As we get deeper into the Trump era, with every day that passes it appears that every kind of protection and right seems to be under attack by the administration for what the President says is to protect national security and/or jobs. The administration's effort to attack environmental protections is thoroughly aggressive, from selecting people to lead government agencies who promise to end those protections to militarized law enforcement on the ground.

Pipeline protests

Last year, the standing rock sioux tribe of North Dakota made headlines when they faced security personnel who were hired by Energy Transfer Partners in order to protect the building of the Dakota Access Pipeline (DAPL), which the tribe said threatened their environment and their sacred sites.

The world watched as security personnel released attack dogs on the protesters (a.k.a water protectors), which was a clear call for others nationwide and around the world to come to the site and help protest. The Intercept reported last week that the same corporation hired a Mercenary security firm referred to as TigerSwan who used counterterrorism measures against protesters at the site.

Water-protectors profiled as religious terrorists

The Intercept said that TigerSwan collaborated pretty closely with police in at least five states. In documents obtained by the Intercept -- over 100 pages leaked and over 1,000 through public request -- they reveal communications which described the anti-DAPL movement as an ideologically insurgent group with a strong religious component who were compared to jihadist fighters.

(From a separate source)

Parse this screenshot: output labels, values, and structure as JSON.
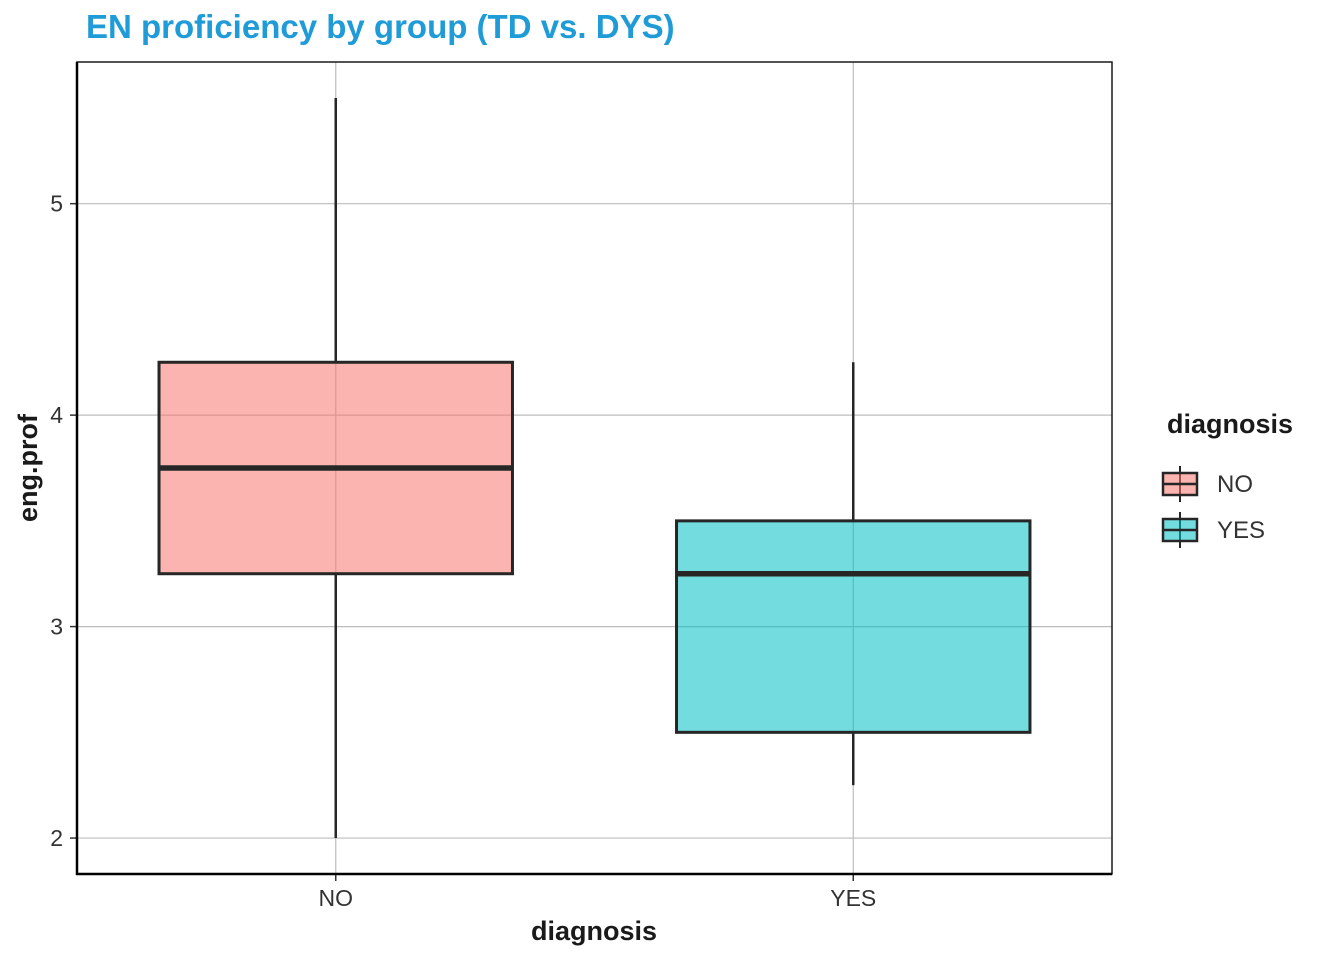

The documents also asserted that after the movement collapses -- which they correctly anticipated that it would with the heavy hand of a Trump administration -- to expect those individuals involved to "follow a post-insurgency model" afterward.

Development of authoritarian state

The documents also confirm what many had already anticipated at the time of the protest, that law enforcement was conducting sweeping and invasive surveillance of protesters.

The way the Intercept views this is that, with the kind of coordinated effort that TigerSwan made with local law enforcement, and what was gathered from all of the documents collected, is that the militarized approach to undermine the protest group could only be seen as having anti-democratic implications. This certainly appears to be the case with a Department of Justice whose attorney general Jeff Sessions has promised to make law enforcement more aggressive and protect them from criticism, along with the passing of laws in various states attempting to criminalize protests.